Kevin Fenton Mews, by ZED PODS for London Borough of Bromley. Credit: ZED PODS

Many housing solutions already exist. In south-east London, modular specialist ZED PODS has installed 25 zero-carbon homes above a Bromley car park, retaining four out of five spaces below.

And in Cardiff, which has been for some time a pioneer of modular housing solutions, Wates and RSHP have deployed award-winning permanent houses using @Home’s timber-based, carbon-positive offsite construction system (the use of which is perversely prohibited in London, due to grant funding restrictions).

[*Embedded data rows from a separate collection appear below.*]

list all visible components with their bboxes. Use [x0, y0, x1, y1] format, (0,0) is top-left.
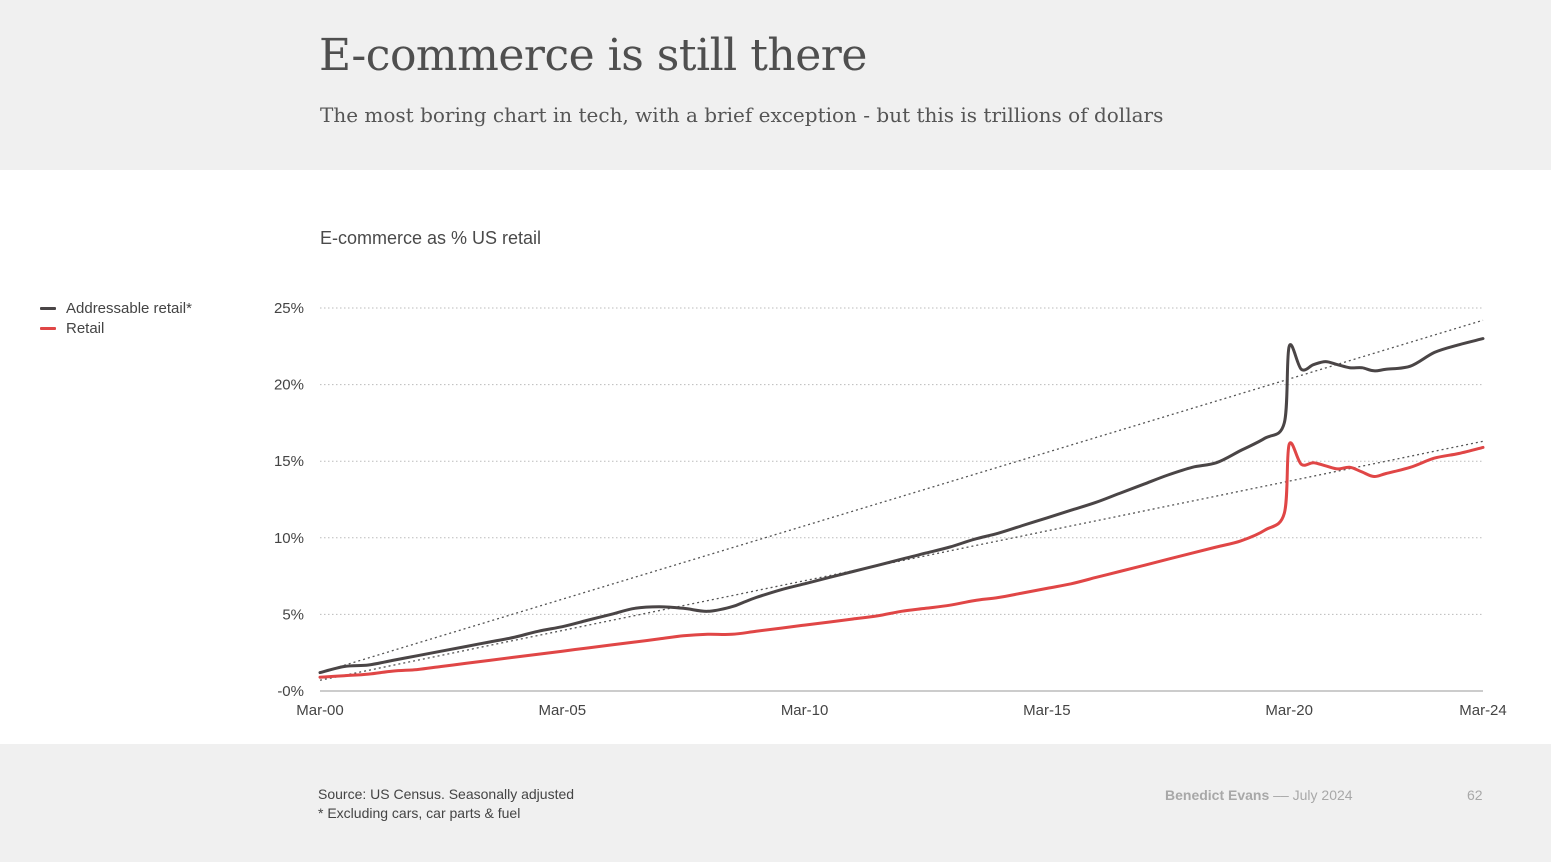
footer-brand: Benedict Evans –– July 2024: [1165, 787, 1353, 803]
legend-swatch-retail: [40, 326, 56, 330]
y-tick-label: 15%: [274, 453, 304, 470]
legend-label-addressable: Addressable retail*: [66, 299, 192, 317]
x-tick-label: Mar-20: [1265, 702, 1313, 719]
legend-item-addressable: Addressable retail*: [40, 298, 192, 318]
y-tick-label: 5%: [282, 606, 304, 623]
footer-date: July 2024: [1292, 787, 1353, 803]
x-tick-label: Mar-10: [781, 702, 829, 719]
y-tick-label: 20%: [274, 377, 304, 394]
x-tick-label: Mar-05: [539, 702, 587, 719]
footer-separator: ––: [1273, 787, 1289, 803]
chart-legend: Addressable retail* Retail: [40, 298, 192, 338]
series-line-addressable: [318, 337, 1485, 675]
chart-title: E-commerce as % US retail: [320, 228, 542, 248]
slide-title: E-commerce is still there: [319, 30, 867, 81]
author-name: Benedict Evans: [1165, 787, 1270, 803]
series-line-retail: [318, 441, 1485, 679]
x-tick-label: Mar-24: [1459, 702, 1507, 719]
legend-swatch-addressable: [40, 306, 56, 310]
x-tick-label: Mar-15: [1023, 702, 1071, 719]
x-tick-label: Mar-00: [296, 702, 344, 719]
trend-line: [319, 319, 1484, 674]
page-number: 62: [1467, 787, 1483, 803]
trend-line: [319, 440, 1484, 681]
header-band: [0, 0, 1551, 170]
y-tick-label: 25%: [274, 300, 304, 317]
source-line: Source: US Census. Seasonally adjusted: [318, 786, 575, 802]
y-tick-label: -0%: [277, 683, 304, 700]
footnote-line: * Excluding cars, car parts & fuel: [318, 805, 521, 821]
slide-subtitle: The most boring chart in tech, with a br…: [320, 103, 1164, 127]
legend-item-retail: Retail: [40, 318, 192, 338]
footer-band: [0, 744, 1551, 862]
legend-label-retail: Retail: [66, 319, 105, 337]
y-tick-label: 10%: [274, 530, 304, 547]
source-note: Source: US Census. Seasonally adjusted *…: [318, 785, 574, 823]
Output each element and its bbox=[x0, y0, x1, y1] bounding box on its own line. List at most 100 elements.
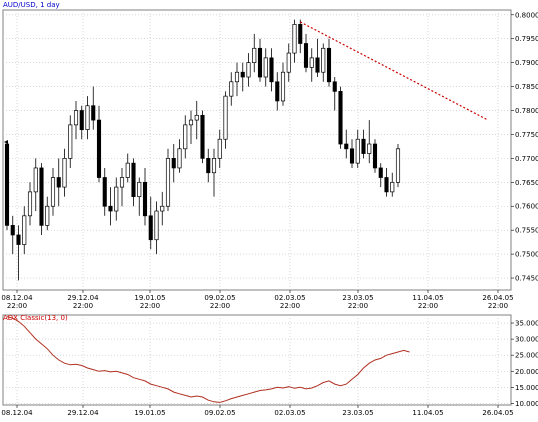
candle-body bbox=[395, 148, 401, 183]
candle-body bbox=[257, 47, 263, 78]
x-tick-time: 22:00 bbox=[7, 302, 27, 310]
candle-body bbox=[108, 205, 113, 212]
candle bbox=[309, 48, 314, 82]
candle-body bbox=[286, 52, 291, 73]
candle bbox=[257, 38, 263, 82]
y-tick-label: 0.7850 bbox=[515, 83, 538, 91]
candle bbox=[165, 148, 171, 212]
candle bbox=[200, 110, 205, 164]
y-tick-label: 0.7450 bbox=[515, 275, 538, 283]
candle bbox=[298, 19, 303, 54]
candle-body bbox=[85, 105, 90, 131]
candle-body bbox=[137, 181, 142, 198]
candle-body bbox=[292, 24, 297, 54]
candle-body bbox=[194, 114, 199, 121]
candle-body bbox=[298, 24, 303, 44]
adx-x-tick-label: 11.04.05 bbox=[412, 409, 443, 417]
candle-body bbox=[229, 81, 234, 97]
candle-body bbox=[378, 167, 383, 178]
candle bbox=[131, 158, 136, 207]
candle-body bbox=[234, 71, 240, 83]
candle bbox=[361, 129, 366, 159]
candle-body bbox=[45, 205, 50, 226]
candle bbox=[16, 225, 21, 281]
candle bbox=[183, 115, 188, 159]
candle bbox=[269, 48, 274, 92]
candle bbox=[211, 148, 217, 197]
x-tick-date: 19.01.05 bbox=[134, 294, 165, 302]
candle bbox=[378, 163, 383, 188]
candle bbox=[275, 72, 280, 111]
candle-body bbox=[275, 81, 280, 102]
adx-x-tick-label: 08.12.04 bbox=[1, 409, 33, 417]
candle-body bbox=[165, 158, 171, 207]
candle-body bbox=[27, 191, 33, 217]
candle-body bbox=[10, 225, 15, 236]
candle-body bbox=[142, 181, 148, 217]
candle bbox=[62, 148, 67, 197]
x-tick-date: 11.04.05 bbox=[412, 294, 443, 302]
main-chart-title: AUD/USD, 1 day bbox=[3, 1, 60, 9]
x-tick-time: 22:00 bbox=[348, 302, 368, 310]
y-tick-label: 0.7500 bbox=[515, 251, 538, 259]
candle bbox=[280, 62, 286, 106]
candle-body bbox=[367, 143, 372, 154]
price-plot-area bbox=[2, 9, 512, 291]
candle bbox=[194, 100, 199, 140]
adx-x-tick-label: 09.02.05 bbox=[204, 409, 235, 417]
candle bbox=[395, 144, 401, 188]
candle bbox=[384, 167, 389, 197]
candle bbox=[171, 144, 176, 183]
candle bbox=[263, 48, 268, 87]
price-chart-panel[interactable]: 0.8000 0.7950 0.7900 0.7850 0.7800 0.7750 0.77… bbox=[0, 0, 538, 310]
candle bbox=[229, 72, 234, 106]
candle-body bbox=[171, 158, 176, 169]
price-marker-icon bbox=[4, 140, 8, 144]
candle bbox=[367, 120, 372, 164]
trendline bbox=[299, 21, 489, 121]
y-tick-label: 0.8000 bbox=[515, 11, 538, 19]
candle bbox=[390, 172, 395, 197]
candle-body bbox=[56, 177, 61, 188]
candle-body bbox=[68, 124, 73, 159]
candle bbox=[223, 91, 228, 149]
candle-body bbox=[390, 181, 395, 193]
adx-x-tick-label: 02.03.05 bbox=[274, 409, 305, 417]
candle-body bbox=[154, 210, 159, 241]
candle-body bbox=[188, 119, 194, 126]
candle bbox=[349, 139, 355, 168]
candle-body bbox=[102, 177, 107, 207]
candle bbox=[217, 129, 222, 168]
y-tick-label: 0.7800 bbox=[515, 107, 538, 115]
candle-body bbox=[223, 95, 228, 140]
candle bbox=[372, 139, 378, 173]
candle-body bbox=[384, 177, 389, 193]
candle-body bbox=[79, 110, 84, 131]
candle bbox=[142, 167, 148, 226]
x-tick-time: 22:00 bbox=[210, 302, 230, 310]
candle bbox=[252, 33, 257, 73]
candle-body bbox=[33, 167, 38, 193]
candle bbox=[108, 187, 113, 226]
adx-x-tick-label: 26.04.05 bbox=[482, 409, 513, 417]
candle-body bbox=[338, 91, 343, 145]
candle bbox=[160, 191, 165, 226]
candle-body bbox=[321, 47, 326, 73]
x-tick-time: 22:00 bbox=[73, 302, 93, 310]
candle bbox=[91, 86, 96, 130]
x-tick-date: 26.04.05 bbox=[482, 294, 513, 302]
y-tick-label: 0.7650 bbox=[515, 179, 538, 187]
x-tick-date: 08.12.04 bbox=[1, 294, 33, 302]
candle-body bbox=[280, 71, 286, 102]
x-tick-date: 23.03.05 bbox=[342, 294, 373, 302]
candle-body bbox=[91, 105, 96, 121]
candle bbox=[315, 38, 320, 78]
candle-body bbox=[269, 57, 274, 83]
candle bbox=[27, 182, 33, 226]
x-tick-time: 22:00 bbox=[418, 302, 438, 310]
candle bbox=[96, 105, 102, 183]
candle bbox=[240, 62, 245, 92]
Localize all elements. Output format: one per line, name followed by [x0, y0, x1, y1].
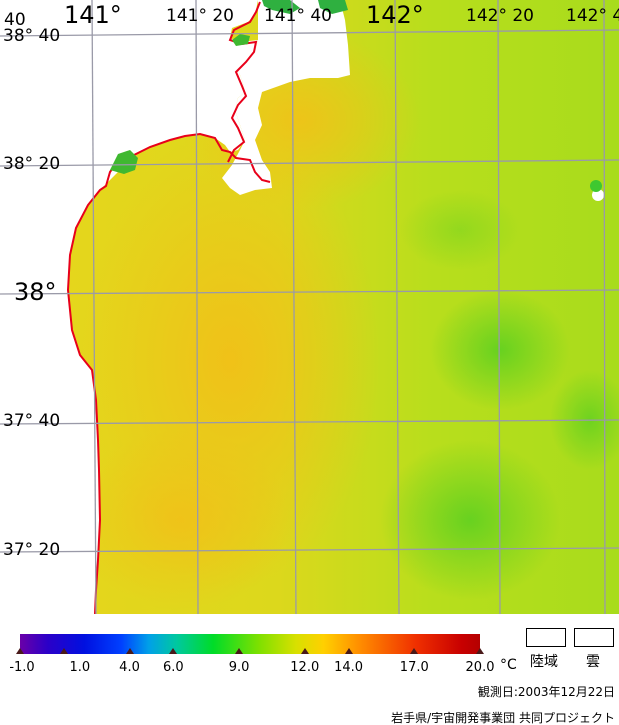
cool-coastal-patch: [262, 0, 300, 14]
coastline: [227, 1, 261, 163]
lon-label: 142°: [366, 1, 424, 29]
lon-label: 141°: [64, 1, 122, 29]
cool-water-region: [400, 190, 520, 270]
colorbar-unit: °C: [500, 657, 517, 673]
graticule: [0, 0, 619, 614]
land-area: [0, 0, 258, 614]
colorbar-tick: [410, 648, 419, 654]
lon-label: 141° 40: [264, 6, 332, 26]
lon-label: 141° 20: [166, 6, 234, 26]
land-legend-swatch: [526, 628, 566, 647]
colorbar-tick-label: 17.0: [399, 660, 429, 675]
colorbar-tick-label: 1.0: [69, 660, 91, 675]
warm-water-region: [70, 430, 290, 610]
coastline: [66, 132, 271, 614]
colorbar-tick-label: 4.0: [119, 660, 140, 675]
colorbar-tick-label: 9.0: [228, 660, 250, 675]
lat-label: 38° 40: [3, 26, 61, 46]
colorbar-tick-label: -1.0: [9, 660, 35, 675]
corner-lat-label: 40: [4, 10, 26, 30]
colorbar-tick-label: 6.0: [162, 660, 184, 675]
land-legend-label: 陸域: [530, 654, 558, 670]
colorbar-tick: [300, 648, 309, 654]
lat-label: 38°: [14, 278, 57, 306]
colorbar-tick: [16, 648, 24, 654]
lat-label: 38° 20: [3, 154, 61, 174]
temperature-colorbar: [20, 634, 480, 654]
colorbar-tick-label: 20.0: [465, 660, 495, 675]
lon-label: 142° 4: [566, 6, 619, 26]
observation-date: 観測日:2003年12月22日: [477, 685, 615, 699]
cool-water-region: [380, 440, 560, 600]
lat-label: 37° 20: [3, 540, 61, 560]
cool-water-region: [590, 180, 602, 192]
cool-coastal-patch: [110, 150, 138, 174]
cloud-legend-swatch: [574, 628, 614, 647]
colorbar-tick-label: 12.0: [290, 660, 320, 675]
cloud-legend-label: 雲: [586, 654, 600, 670]
lon-label: 142° 20: [466, 6, 534, 26]
colorbar-tick: [169, 648, 178, 654]
colorbar-tick: [125, 648, 134, 654]
credit-text: 岩手県/宇宙開発事業団 共同プロジェクト: [391, 711, 615, 725]
colorbar-tick: [476, 648, 484, 654]
colorbar-tick-label: 14.0: [334, 660, 364, 675]
cool-water-region: [430, 290, 570, 410]
cloud-area: [222, 0, 350, 195]
colorbar-tick: [235, 648, 244, 654]
colorbar-tick: [344, 648, 353, 654]
sea-surface-temperature-map: [0, 0, 619, 614]
cool-coastal-patch: [232, 34, 250, 46]
cloud-area: [592, 189, 604, 201]
colorbar-tick: [59, 648, 68, 654]
lat-label: 37° 40: [3, 411, 61, 431]
cool-coastal-patch: [318, 0, 348, 14]
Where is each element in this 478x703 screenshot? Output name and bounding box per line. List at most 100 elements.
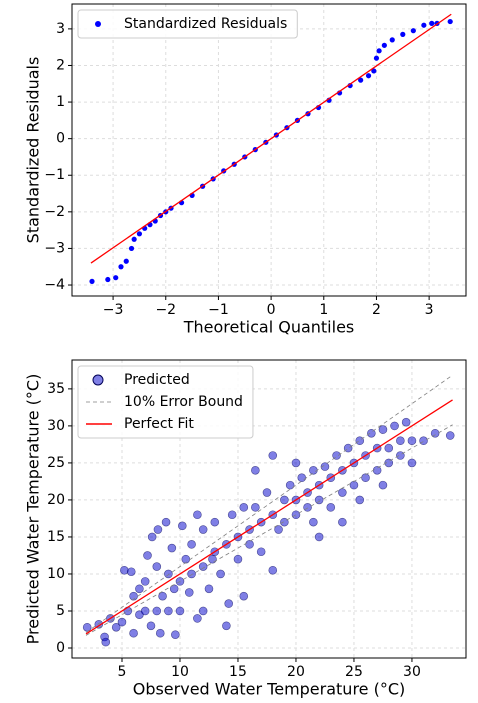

Crofts Street by RSHP for Wates and Cardiff Living, manufactured by @Home. Photo: Joas Souza

Over the past year, RCKa has been working on a prototype home that we believe could help deliver these objectives. Working with main contractor Wates and offsite specialist Rollalong, we have developed a high-quality home which can be installed anywhere in London in under two hours.

Compliant with space standards, providing a generous two- or three-bedroom apartment, this modular dwelling is entirely made in Rollalong’s Dorset factory and brought to site in three or four separate parts, which can be assembled for considerably less expense than a traditionally built home.

Interior of RCKa and Rollalong’s modular home, showing the main living area and bedroom. Credit: Wates

Despite the speed and cost benefits, this is in no way inferior to a permanent home. With a design life of more than 60 years, in some respects these dwellings are better than much of the new housing stock that has been built across the country in recent years. How many new-build homes do you know of that feature a 2.9m ceiling, as does ours? A deep knowledge of what goes into each module allows the materials to be recovered at end of life and the steel frame can be repurposed for other uses, such as classrooms, site accommodation, or even another home.

Some compromises are necessary to achieve these homes at that pace, however. The homes lack private external amenity space, so we will need exemplary placemaking and high-quality external space and play areas to compensate. Their location is vital, too. They will need to be close to public transport and local amenities, such as shops and schools. Community space should be included and the arrangement of the homes on the site will be vital to embed a sense of belonging, security and community.

London’s Deputy Mayor for Housing and Residential Development, Tom Copley, opens RCKa and Rollalong’s temporary accommodation module outside City Hall in August 2025. Credit: RCKa

The country has the technical capability to deliver these homes at scale, but the regulatory and policy environment needs to adapt. Permitted development regulations must be expanded, as they were during the pandemic, to allow us to deploy meanwhile homes without the inherent complexities of full planning permission. Inherent in this are dimensional parameters which should protect neighbouring properties, and appropriate locations will need to be identified close to social infrastructure and public transport. Councils need to adopt progressive procurement too, encouraging direct awards and comparing cost submissions not between different bidders, but rather with the amounts currently being squandered on hotels and private landlords.

The pandemic was brought to an end when the pharmaceutical industry mobilised to deliver a vaccine in a fraction of the normal time, and this subsequently led to a flurry of innovative life-changing therapies in other areas of medicine. In a similar way, a co-ordinated national strategy to industrialise housing could address the urgent need for emergency accommodation while building a robust manufacturing sector which is prepped to deliver the permanent homes the government has committed to in the coming years.

Over 130,000 households spent last night in temporary accommodation, up by 14,000 since last year. We have all the tools we need to put this right. There’s no excuse for us not to use them.


This article was published in the Architects’ Journal in December 2026.